B is incorrect: Generating text summaries for manual human review and execution describes an AI assistant model rather than an agentic AI operational model. While AI assistants provide information and recommendations that require human action at each step, agentic AI systems take a more active role by autonomously investigating, correlating evidence, and reaching conclusions. The agentic model involves independent reasoning and action, not just passive summarization.
C is incorrect: Serving exclusively as data pipelines for log collection and forwarding describes basic data ingestion functionality, not agentic AI capabilities. Agentic AI systems are designed to go beyond data collection by actively reasoning through the data, identifying patterns, making triage decisions, and executing investigation workflows. Reducing agentic AI to a data pipeline role negates its core capabilities of autonomous reasoning and adaptive action.

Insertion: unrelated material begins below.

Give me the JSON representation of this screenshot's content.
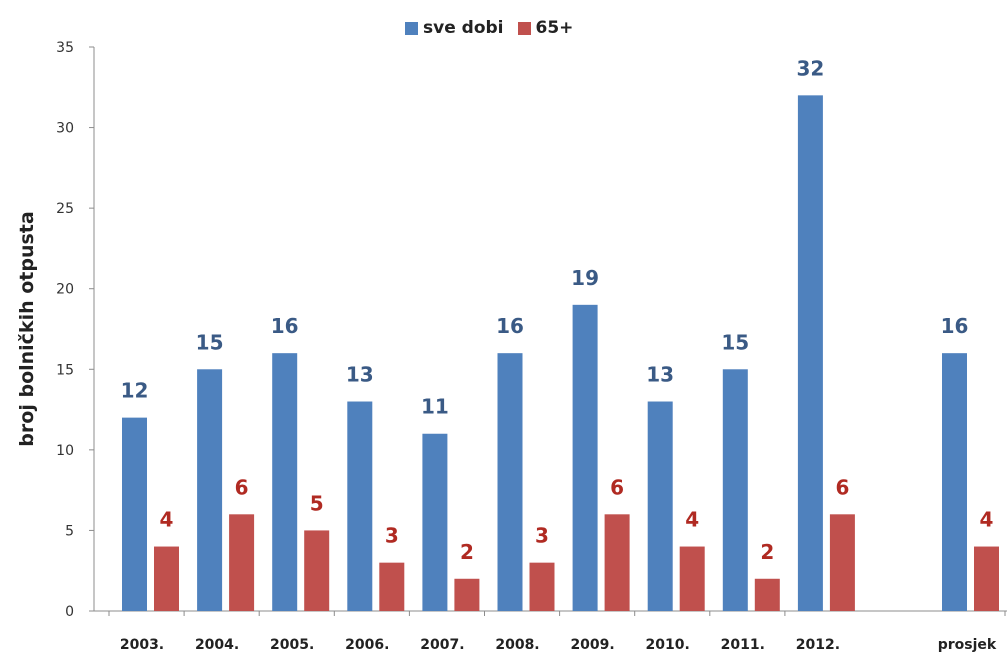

D is incorrect: Agentic AI in security operations is not intended to operate without any human involvement. Responsible deployment of agentic AI maintains human oversight, especially for high-impact containment and remediation actions. The operational model includes governance boundaries where agents operate autonomously within defined parameters, but humans review critical decisions, intervene when needed, and maintain accountability for outcomes.